Beyond the barbed wire confines of the Chernokozovo detention centre, a crowd of screaming women hurled themselves beneath the wheels of the military bus carrying journalists back from a propaganda tour of the camp.
Dozens lay on the dusty road. Others, waving white flags, gripped the windscreen wipers of the moving vehicle, snapping them off. The windscreen cracked beneath the pressure of their fists.
"Our sons and husbands are in there!" one woman shouted. "They're being tortured! You have to help them!"
The military commander, flushed and sweating, ordered the soldier driving not to stop. It was only when the wheels hit the first protester that the vehicle came to a halt.
This was the second day running this group of about 60 women had risked their lives to try to tell journalists of conditions inside the "filtration" camp (established to filter out civilians from Chechen fighters).

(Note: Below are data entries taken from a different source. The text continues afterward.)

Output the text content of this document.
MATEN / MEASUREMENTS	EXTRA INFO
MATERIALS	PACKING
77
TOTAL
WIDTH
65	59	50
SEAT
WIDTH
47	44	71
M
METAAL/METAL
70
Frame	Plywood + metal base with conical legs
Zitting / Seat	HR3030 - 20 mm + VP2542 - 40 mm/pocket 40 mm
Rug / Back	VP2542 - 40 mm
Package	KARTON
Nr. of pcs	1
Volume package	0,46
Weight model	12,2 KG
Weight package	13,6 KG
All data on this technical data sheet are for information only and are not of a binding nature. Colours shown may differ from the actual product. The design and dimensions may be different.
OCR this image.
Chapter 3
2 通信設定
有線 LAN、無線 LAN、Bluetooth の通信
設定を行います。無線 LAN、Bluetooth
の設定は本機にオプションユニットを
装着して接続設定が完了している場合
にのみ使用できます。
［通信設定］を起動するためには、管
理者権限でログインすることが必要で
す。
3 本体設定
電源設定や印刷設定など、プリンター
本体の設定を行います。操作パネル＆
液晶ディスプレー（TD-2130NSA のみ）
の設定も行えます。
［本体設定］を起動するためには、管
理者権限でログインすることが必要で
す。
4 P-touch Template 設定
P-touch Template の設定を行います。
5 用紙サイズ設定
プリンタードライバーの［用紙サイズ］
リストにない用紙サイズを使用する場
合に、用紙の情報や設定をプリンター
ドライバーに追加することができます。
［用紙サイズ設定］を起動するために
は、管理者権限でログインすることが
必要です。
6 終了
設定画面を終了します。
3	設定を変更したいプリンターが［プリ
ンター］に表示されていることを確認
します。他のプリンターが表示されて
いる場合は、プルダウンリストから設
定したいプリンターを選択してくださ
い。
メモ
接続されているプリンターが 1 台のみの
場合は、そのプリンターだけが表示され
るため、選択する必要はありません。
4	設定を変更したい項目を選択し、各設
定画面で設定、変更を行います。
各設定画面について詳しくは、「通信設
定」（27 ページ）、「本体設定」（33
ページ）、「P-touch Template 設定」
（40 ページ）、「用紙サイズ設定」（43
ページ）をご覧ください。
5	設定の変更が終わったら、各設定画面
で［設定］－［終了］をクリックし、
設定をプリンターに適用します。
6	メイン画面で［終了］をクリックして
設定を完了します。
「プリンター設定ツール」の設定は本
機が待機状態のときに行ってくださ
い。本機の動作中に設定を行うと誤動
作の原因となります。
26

Soldiers grabbed protesters and dragged them from the road. As propaganda exercises go, this one had not been a success.
Confronted by growing allegations of abusive regimes within the filtration camps of Chechnya, Russian officials organised an open day at Chernokozovo.
The compound smelled of fresh paint. Newly decorated walls, however, hinted at a larger whitewash operation.
But visibly frightened prisoners managed to whisper accounts of beatings and abuse. The camp had, they said, been transformed in the space of a week in preparation for the arrival of foreign visitors.
"Before that it was like a horror film in here. Everything you've heard about this camp is true. They beat people terribly," one inmate muttered.
Last month, Human Rights Watch described conditions in Russia's filtration camps as "unspeakable", alleging hundreds of Chechen men were being arbitrarily detained and tortured, beaten and on occasion raped. A second report released on Saturday by Physicians for Human Rights echoed the allegations.
But Major-General Mikhail Nazarkin dismissed the claims. "The people employed here take these allegations personally and are offended that anyone might really believe people working in an honest profession like ours could behave so badly," he said.
There were 12 beds in most of Chernokozovo's 16 cells; despite reports that up to 1,000 Chechens were detained at the camp, officials said the population stood at just 99.
The first inmate on display was Aslan Sadullayev, 21, a Chechen fighter. In a loud, firm voice, apparently for the benefit of officers supervising the conversation, he said conditions in the camp were "very good", prisoners were treated "with great respect" and he had never heard of anyone being mistreated. At times he looked as if he might choke on his words.
In a second cell men lined up dutifully for questions, but camp officials were distracted and prisoners interspersed their louder, formal responses with muttered denials.
Magomed Abuvakhevich said conditions in the camp changed radically about eight days ago, as international concern mounted.
Isa G, 42, whispered he had received two severe beatings from masked camp officials. "But things have changed here in the last few days," he said.
One inmate began weeping. An officer laughed, explaining these were crocodile tears, designed to melt the hearts of impressionable foreigners.
In the corridor outside, a freshly painted sign set out the prison timetable in cheerful red and blue letters.
The camp administrator, Lieutenant-Colonel Takir Sakorov, declared all prisoners had the same rights as any prisoner in Russia. "They do, of course, have the right to a lawyer. Only, unfortunately, there aren't any lawyers in Chechnya. They're too afraid to come here," he said.
Officials were eager to get journalists swiftly out of the compound. But the crowd of women was waiting outside.
They shouted out stories of interned relatives. Journalists were prevented from leaving the bus to talk to them, but some women passed written appeals, begging for help in freeing their relatives, through the window. Others wrote names of missing men in the grime on the side of the bus.
One note said simply: "We know that the international community no longer believes Putin's lies. Please help to stop this torture."